Hello I am looking for a Wing chun school or Instrutor in North Carolina. I can be reached at sifucurt@charter.net or 336-957-6000


                                                                                                                                                       Thanks,
                                                                                                                                                        Curt


----------



## jeff_hasbrouck (Feb 24, 2013)

*WT Class Location *located at the J'Adore Ballroom (Charlotte Sports Complex)

508 Griffith Rd 
                        Charlotte NC 28217 
                        (704) 200-3147
*nc.wingtsun@gmail.com **
www.ncwingtsun.com

*This is under the "City Wing Tsun" banner headed by Sifu Alex Richter. In my opinion, the best, most comprehensive and wonderful Association in the US today.

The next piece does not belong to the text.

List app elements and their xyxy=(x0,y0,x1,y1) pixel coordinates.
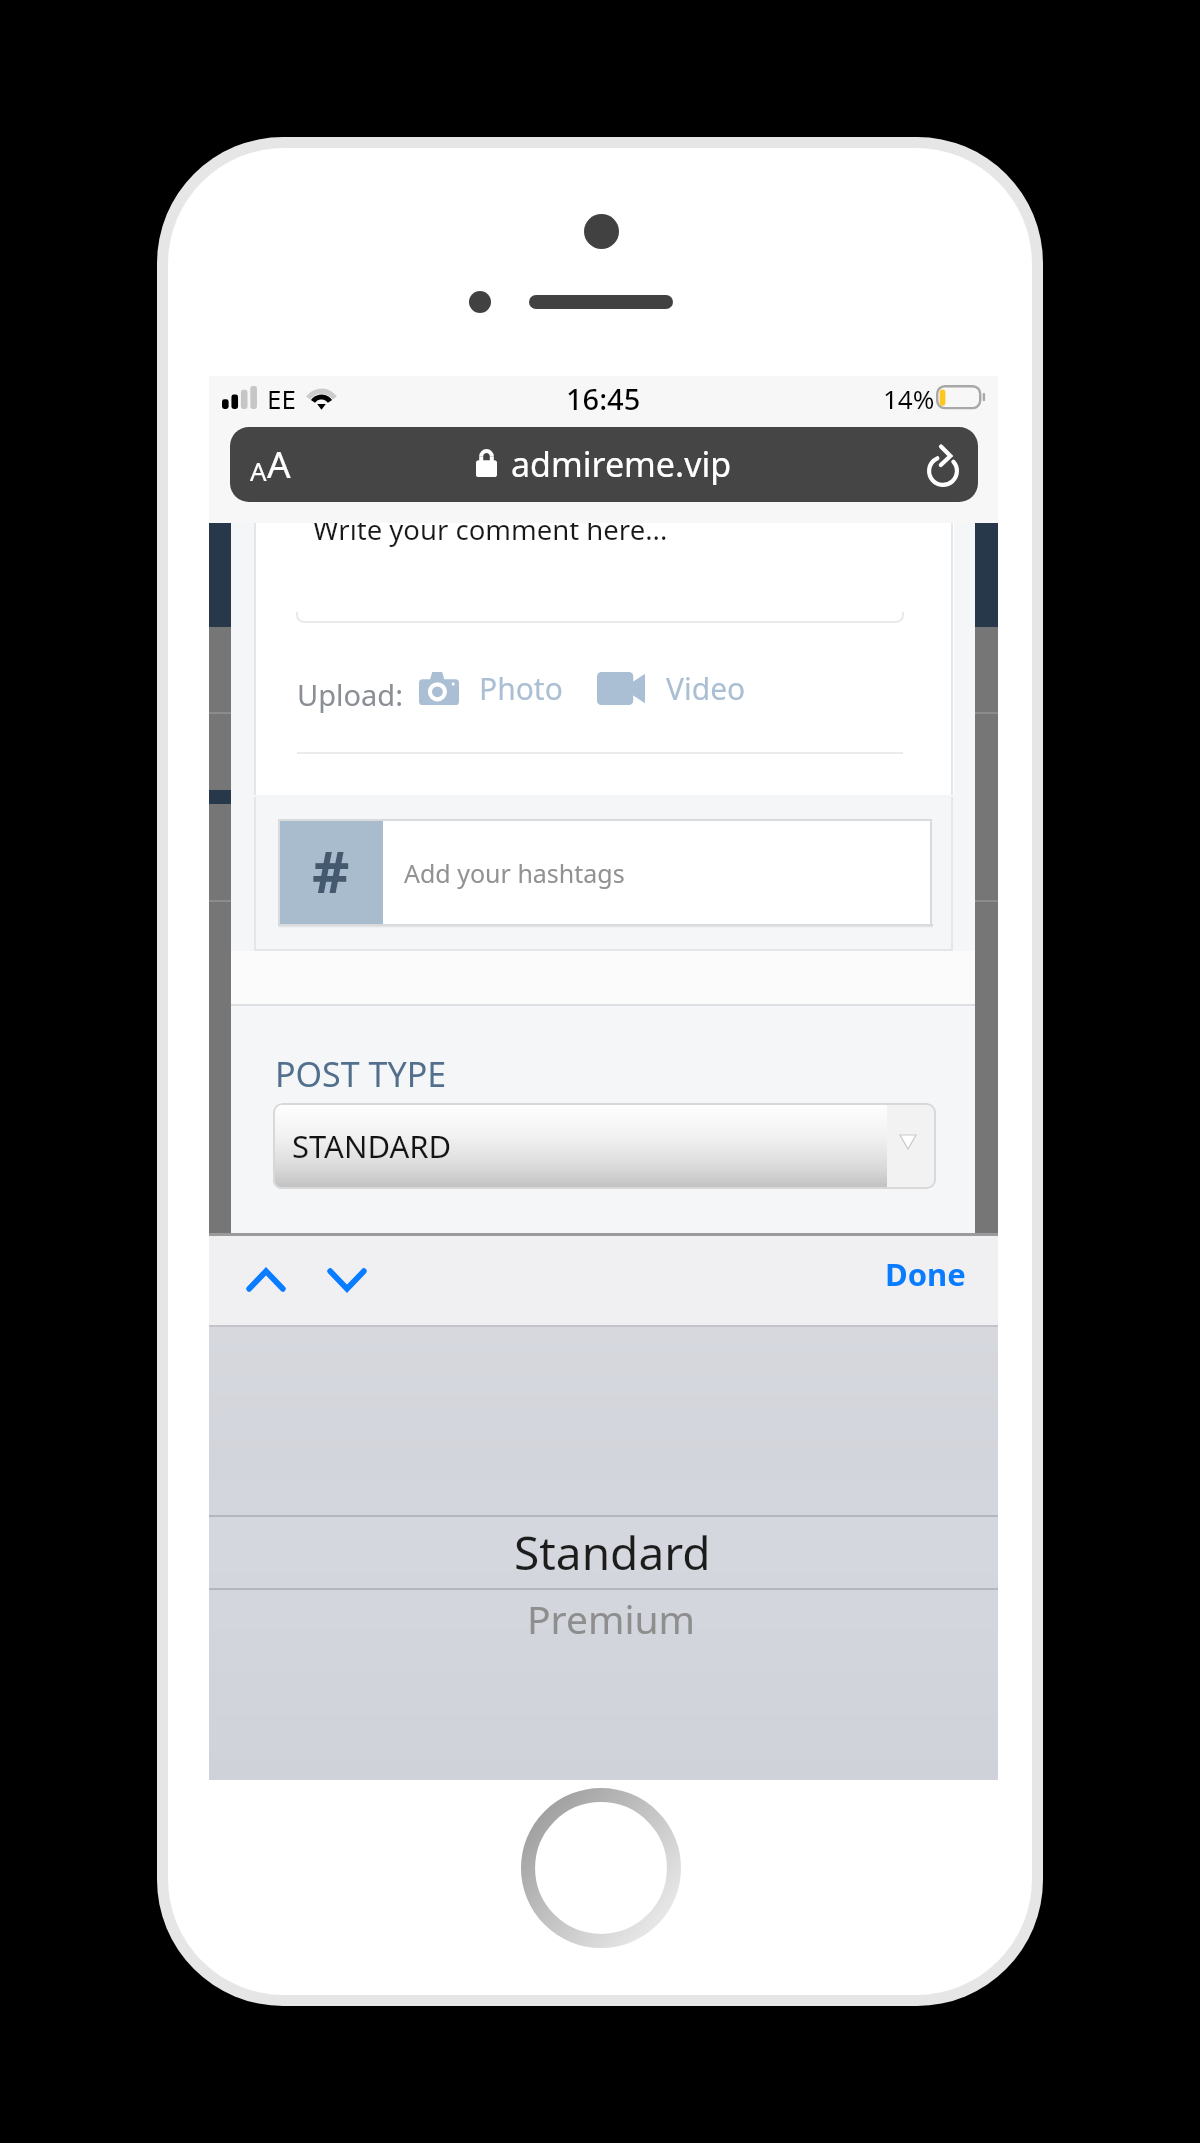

I'm pretty sure the fella in NC is Directly under Sifu Alex, and whatever you level in your branch of WT/WC/VT/VC you will find these fella's to be knowledgable and very genuine. Pretty much you couldn't find a better association.

I have not met this particular instructor in NC, but they are a very reputable bunch of wonderful people and I couldn't imagine them having anyone under their banner who wasn't a super person.

So good luck and if you have any questions, look up citywingtsun.com.

Good luck in your training,

Jeff


----------



## knight2000 (Mar 11, 2013)

North Carolina is a big place. Care to narrow it down a little.


----------



## wtxs (Mar 11, 2013)

knight2000 said:


> North Carolina is a big place. Care to narrow it down a little.



Don't mean to be rude ,,, you did noticed an address had been given.:hmm:  Google map/earth should take care of that.


----------



## Monkey Turned Wolf (Mar 11, 2013)

wtxs said:


> Don't mean to be rude ,,, you did noticed an address had been given.:hmm:  Google map/earth should take care of that.


What address? jeff gave one for the school, but the OP never did...


----------



## wtxs (Mar 12, 2013)

kempodisciple said:


> What address? jeff gave one for the school, but the OP never did...



Agreed to the OP's oversight. It really doesn't matter who provided the location, guess knight2000 were typing the same time as Jeff and Jeff's input gotten posted first.:asian:


----------



## jeff_hasbrouck (Mar 12, 2013)

Ya that's me; Lightning fast fingers! lol


----------



## knight2000 (Mar 30, 2013)

The op just stated he was in North Carolina. I was asking him to specify a city as to provide him with the most accurate information. I guess could have just posted a list of all the schools in the state.


----------



## mysurvive (Mar 31, 2013)

336 is high point/greensboro, so charlotte is probably closer, I take WC here in Raleigh though.


----------